Even Boethius, waiting for his death, recognized this.
Lady Philosophy asks him, “How many are there, do you think, who would consider themselves almost in heaven if they attained the smallest part of what remains of your fortune? This very place that you call exile is a fatherland to those residing here.”
And then she gets to her thesis: “[T]here is no situation that is miserable unless you think it so. Likewise, every condition is blessed when a man endures it with an untroubled spirit.”
Whatever our lot on the Wheel of Fortune, her point is that our circumstances don’t really matter. At the end of our lives, we leave this world with as much as we brought into it. (1 Timothy 6:6-7)
Real “blessedness” — joy that is deeper than the flimsy happiness we get from pleasure or the circumstances we want for ourselves — must be found outside of our circumstances.
Christianity recognizes the flimsiness of the temporary things in life — all those things where we try to find happiness: careers, wealth, a wife, and so on. That’s not to say things are bad.
There is no sense in denying ourselves from properly taking pleasure in the things God has blessed us with, but our focus is on eternity.
Scripture makes it clear that the things under the sun—the things here on earth—are not going to satisfy us.
If you pick up the book of Ecclesiastes, you might think it is the most depressing book in the Bible because of how much it talks about the vanity of life, the vanity of everything under the sun.
But the point of Ecclesiastes is that it’s the things “under the sun”—that is, the things here on earth, the temporary things in life—that leave us wanting more. It leaves us wanting something for eternity, because we were created with eternity in mind. We were created to have a relationship with God. That has to be eternal.
So our reward does not come in finding the good fortune we seek, but rather in storing up treasure where moth and rust cannot destroy. (Matthew 6:19-21)
When you shift your focus from the earthly to the eternal, you begin to taste the rest that heaven will provide; you find the joy and contentment that you are seeking in life. And your priorities begin to change.
An eternal mindset leads to cultivating a character that makes you become more and more like Christ. To become more like Christ through sanctification is the goal of every believer.
We must cultivate strong, Christlike character, and every storm life throws in our path is another opportunity to do just that.
This is something that Scripture teaches clearly over and over again.
Perhaps James puts it the most bluntly when he says, “Count it all joy, my brothers, when you meet trials of various kinds, for you know that the testing of your faith produces steadfastness. And let steadfastness have its full effect, that you may be perfect and complete, lacking in nothing.” (James 1:2-4)
This can be a tough pill to swallow, because when we encounter devastating things in life, it can be hard to face those difficulties without becoming downtrodden; without becoming disillusioned about life and wanting it all to end.
But when we face those trials head on—when we face it with God’s grace and we face it learning contentment in the process—then we find that those trials actually help us become more like Christ.

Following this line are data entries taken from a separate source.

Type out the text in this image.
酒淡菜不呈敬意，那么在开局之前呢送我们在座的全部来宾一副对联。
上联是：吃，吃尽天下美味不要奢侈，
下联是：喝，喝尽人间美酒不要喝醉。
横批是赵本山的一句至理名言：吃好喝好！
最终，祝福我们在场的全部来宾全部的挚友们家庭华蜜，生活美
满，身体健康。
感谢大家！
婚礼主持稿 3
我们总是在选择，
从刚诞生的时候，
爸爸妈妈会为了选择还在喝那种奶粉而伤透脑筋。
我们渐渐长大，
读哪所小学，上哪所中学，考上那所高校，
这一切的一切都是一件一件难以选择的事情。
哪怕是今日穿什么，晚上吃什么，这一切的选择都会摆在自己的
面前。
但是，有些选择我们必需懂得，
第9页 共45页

It helps us cultivate stronger character so that we can face more trials later on. It helps us be an example to others who see us walking faithfully.
At the end of the day, it’s those seemingly “unfortunate” things in life that often help us grow the most. They turn out to be not so unfortunate after all.
Lady Philosophy concludes: “You have in your hands the ability to create the kind of fortune you want.”
So if you’re going through something unfortunate, embrace it as an opportunity to grow, to rely more on God for strength, and to cultivate the kind of character Christ modeled in His life.